Monday, June 20, 2011

Review: "Who is Mr Satoshi" by Jonathan Lee

Posted at amazon.co.uk (Amazon Vine).

Forty-one year old Rob Fossick has fallen into deep depression following the death of his pregnant wife in a tragic accident. Formerly a successful society photographer, he now shuns company and pops pills, while occasionally visiting his semi-coherent mother in her care home. The story opens with her tragic death following a fall on the patio. Her last wish was to have a mysterious parcel delivered to a ‘Mr Satoshi’ in Japan.

His mother’s best (female) friend, Freddie, is also a resident, and after the funeral she confirms to Rob that Mr Satoshi is actually English, a Reggie something, who was a post-war boyfriend of his mother who had travelled to Japan to work with the Occupation forces. Somehow they had lost touch.

Fossick’s publisher is coincidentally also keen for him to go to Japan, hoping this will re-ignite his appetite for photography and turn the revenue taps back on. So despite Fossick’s self-absorbed apathy, he nevertheless finds himself in Tokyo on the hunt for Mr Satoshi. Eventually he will locate him and in the last pages the mystery will be revealed.

Author Jonathan Lee took a first in English Literature at Bristol University, and later as a solicitor worked in Tokyo: naturally enough, the settings in the novel are Bristol and Tokyo. In the course of his studies, Mr Lee absorbed the rules of literary writing, the need for inventive description and vivid metaphor. I imagine him diligently working on his draft text, clause by clause, trying to turn matter-of-fact descriptive prose into something more ornate. Occasionally this results in infelicities such as: “I felt my heart beating hard in my head.” (p. 5).

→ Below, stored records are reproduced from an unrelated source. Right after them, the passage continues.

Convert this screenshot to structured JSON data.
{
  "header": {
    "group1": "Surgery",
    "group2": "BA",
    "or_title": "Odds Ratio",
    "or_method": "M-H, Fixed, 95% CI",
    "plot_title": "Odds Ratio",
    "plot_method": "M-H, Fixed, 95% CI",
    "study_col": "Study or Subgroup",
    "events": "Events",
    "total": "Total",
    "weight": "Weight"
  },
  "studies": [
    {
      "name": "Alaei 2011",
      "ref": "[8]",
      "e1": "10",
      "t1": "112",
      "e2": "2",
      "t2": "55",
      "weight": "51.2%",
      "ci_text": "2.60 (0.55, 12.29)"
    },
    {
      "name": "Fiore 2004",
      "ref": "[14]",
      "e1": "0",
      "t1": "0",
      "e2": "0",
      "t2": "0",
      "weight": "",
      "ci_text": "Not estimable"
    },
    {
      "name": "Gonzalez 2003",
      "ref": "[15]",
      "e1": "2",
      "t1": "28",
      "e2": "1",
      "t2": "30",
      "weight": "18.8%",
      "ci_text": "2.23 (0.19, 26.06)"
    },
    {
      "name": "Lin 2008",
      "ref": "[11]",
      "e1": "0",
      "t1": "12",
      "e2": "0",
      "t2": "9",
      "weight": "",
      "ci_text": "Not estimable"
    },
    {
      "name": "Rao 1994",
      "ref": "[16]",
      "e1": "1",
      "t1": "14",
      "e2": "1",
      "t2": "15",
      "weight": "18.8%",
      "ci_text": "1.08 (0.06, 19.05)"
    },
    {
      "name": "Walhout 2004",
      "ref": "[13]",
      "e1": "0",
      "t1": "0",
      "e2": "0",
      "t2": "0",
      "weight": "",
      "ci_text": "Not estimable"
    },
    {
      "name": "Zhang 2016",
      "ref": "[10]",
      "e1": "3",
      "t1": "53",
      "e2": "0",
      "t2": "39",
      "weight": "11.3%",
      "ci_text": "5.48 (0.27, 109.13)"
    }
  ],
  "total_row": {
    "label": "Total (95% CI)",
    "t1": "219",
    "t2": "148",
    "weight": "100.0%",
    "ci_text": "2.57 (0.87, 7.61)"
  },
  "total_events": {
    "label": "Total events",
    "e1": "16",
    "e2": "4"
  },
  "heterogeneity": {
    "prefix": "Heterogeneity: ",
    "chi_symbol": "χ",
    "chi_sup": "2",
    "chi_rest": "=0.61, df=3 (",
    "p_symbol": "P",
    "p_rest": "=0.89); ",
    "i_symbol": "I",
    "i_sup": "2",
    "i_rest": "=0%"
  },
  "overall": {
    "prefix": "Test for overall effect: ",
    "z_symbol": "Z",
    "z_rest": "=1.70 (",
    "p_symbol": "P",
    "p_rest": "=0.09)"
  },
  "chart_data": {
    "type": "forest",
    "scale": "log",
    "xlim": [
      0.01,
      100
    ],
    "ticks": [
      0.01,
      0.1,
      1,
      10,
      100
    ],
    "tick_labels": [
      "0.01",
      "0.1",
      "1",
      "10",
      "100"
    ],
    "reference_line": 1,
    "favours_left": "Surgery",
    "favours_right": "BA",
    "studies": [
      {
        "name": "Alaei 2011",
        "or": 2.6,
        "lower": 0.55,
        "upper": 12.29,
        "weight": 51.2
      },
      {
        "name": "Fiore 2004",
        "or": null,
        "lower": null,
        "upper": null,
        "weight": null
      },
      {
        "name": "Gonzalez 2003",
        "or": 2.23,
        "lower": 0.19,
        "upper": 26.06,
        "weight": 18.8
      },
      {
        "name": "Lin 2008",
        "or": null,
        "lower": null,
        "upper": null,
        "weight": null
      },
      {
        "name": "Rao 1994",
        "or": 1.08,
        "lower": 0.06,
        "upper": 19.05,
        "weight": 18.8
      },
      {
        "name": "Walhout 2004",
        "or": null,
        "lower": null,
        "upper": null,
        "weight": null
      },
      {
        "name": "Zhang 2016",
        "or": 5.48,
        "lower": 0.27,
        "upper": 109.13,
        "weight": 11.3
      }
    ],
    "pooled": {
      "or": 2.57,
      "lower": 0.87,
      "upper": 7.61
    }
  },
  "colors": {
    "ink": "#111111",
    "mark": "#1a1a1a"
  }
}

Lee’s other main character is the twenty-something English-speaking student, Chiyoko Kobayashi, daughter of a prostitute and part-time receptionist at a Love Hotel. Slightly inexplicably she takes a shine to Fossick and ends up doing all the leg-work in the hunt, as Fossick speaks no Japanese. The subsequent plot unfolds at a somewhat leisurely pace and the revelations, when they eventually come, are unsurprising.

In Fay Weldon’s taxonomy, this is a ‘bad-good’ book. Mr Lee clearly has promise as a writer but this underpowered first novel must count as his apprentice piece. The plot is slow-moving and ultimately rather unengaging; Lee spends time and effort trying to establish and paint his characters but they end up rather stock and shallow; finally, his descriptive writing, while often inventive, can overwhelm his narrative.

I found the most exciting and authentic writing was where Lee lets his characters off the leash a little, giving them sardonic, wisecracking lines: humour can be so much more refreshing than earnestness. I would encourage Mr Lee to persevere, to find his own voice and to let raw technique retire to the servant-role where it belongs.